En 1624, pour la chapelle Alaleoni de l'église San Lorenzo in Lucina à Rome, le Français Simon Vouet (Paris, 1590 - 1649) a peint l'un des tableaux les plus audacieux et les plus sensuels jamais entrés dans une église: la Tentation de saint François.

Il y a exactement cent ans, en 1921, le physiologiste Mariano Luigi Patrizi publiait une brochure qui tentait une reconstruction psychologique de la personnalité du Caravage à partir de ses œuvres: elle s’intitulait Un pittore criminale (Un peintre criminel), et aujourd’hui on s’en souvient surtout parce que c’est l’un des textes qui ont contribué à forger le mythe de la malédiction de Merisi. Dans le chapitre consacré à la vie sentimentale et affective du peintre, Patrizi s’est risqué à une comparaison entre Caravage et Simon Vouet, simplement pour établir que le Lombard, père du vérisme pictural, n’avait jamais osé les débordements de sexualité dont, au contraire, le Français avait été capable: Patrizi pensait à la Tentation de saint François, le tableau téméraire de Vouet qui orne la chapelle des Alaleoni dans l’église de San Lorenzo in Lucina à Rome. Près d’un lit de loup, une bagascia se déshabille": c’est ainsi que commence la description de Patrizi. La scène, peu fréquentée dans l’histoire de l’art mais loin d’être un hapax, rappelle un épisode précis des Fioretti de saint François, le singulier recueil de chapitres de la vie du saint d’Assise et de l’ordre franciscain, composé au XIVe siècle, en latin, par le frère mineur Ugolino Boniscambi.

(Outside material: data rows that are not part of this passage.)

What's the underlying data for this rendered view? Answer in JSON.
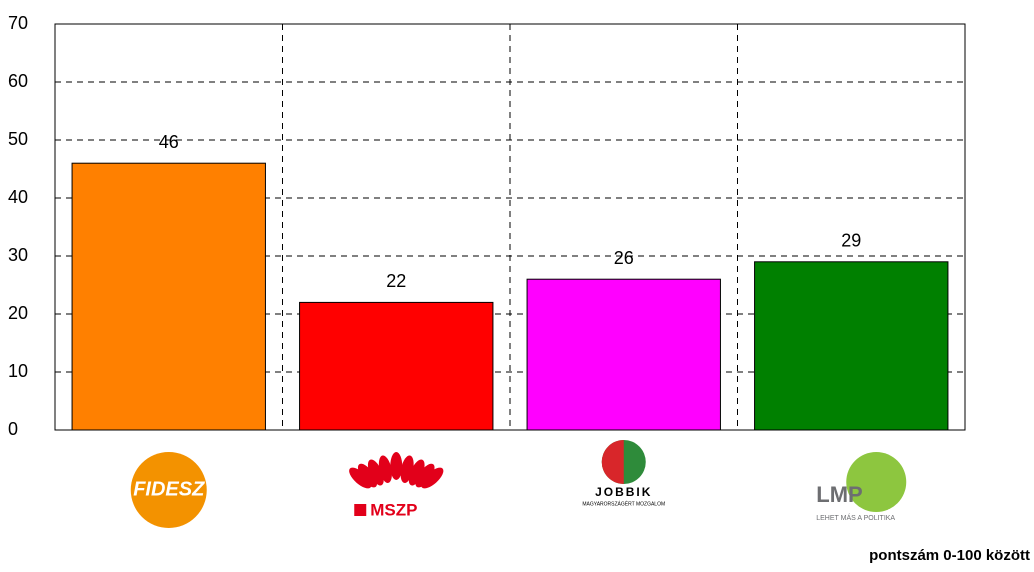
{
  "chart_data": {
    "type": "bar",
    "categories": [
      "FIDESZ",
      "MSZP",
      "JOBBIK",
      "LMP"
    ],
    "category_sublabels": [
      null,
      null,
      "MAGYARORSZÁGÉRT MOZGALOM",
      "LEHET MÁS A POLITIKA"
    ],
    "values": [
      46,
      22,
      26,
      29
    ],
    "colors": [
      "#ff8000",
      "#ff0000",
      "#ff00ff",
      "#008000"
    ],
    "ylim": [
      0,
      70
    ],
    "yticks": [
      0,
      10,
      20,
      30,
      40,
      50,
      60,
      70
    ],
    "grid": true,
    "note": "pontszám 0-100 között"
  }
}
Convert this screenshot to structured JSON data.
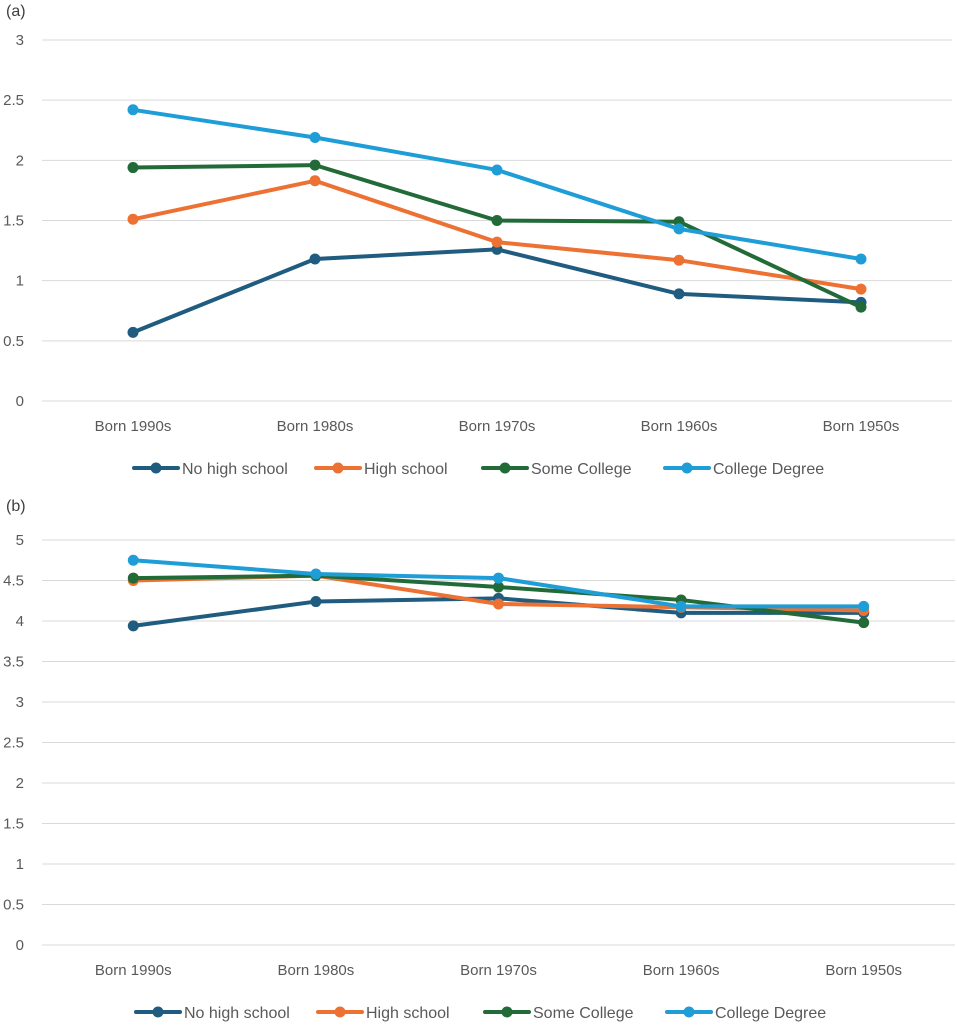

L’épisode raconté dans le XXIVe fioretto est celui où saint François convertit à la foi chrétienne le “soldat de Babylone” qui, dans l’hagiographie franciscaine médiévale (dans la Legenda maior, par exemple), peut être identifié comme le sultan d’Égypte, Al-Malik al-Kamil, qu’il a effectivement rencontré au cours de son voyage en Orient en 1219. La légende veut que, durant son séjour, le saint ait été incité à pécher par une prostituée qui l’aurait conduit dans sa chambre. François préférait être consumé par les flammes d’un brasero plutôt que par celles de sa passion pécheresse: il se jeta donc sur les braises du feu vif qui brûlait pour réchauffer la pièce, et invita par provocation la femme à s’allonger avec lui sur les braises ardentes. La prostituée, effrayée, déconcertée et profondément ébranlée parce que François n’avait pas été touché par les braises, se repentit de son péché et de son intention et, émerveillée par le miracle dont elle venait d’être témoin, choisit de se convertir à la foi du Christ.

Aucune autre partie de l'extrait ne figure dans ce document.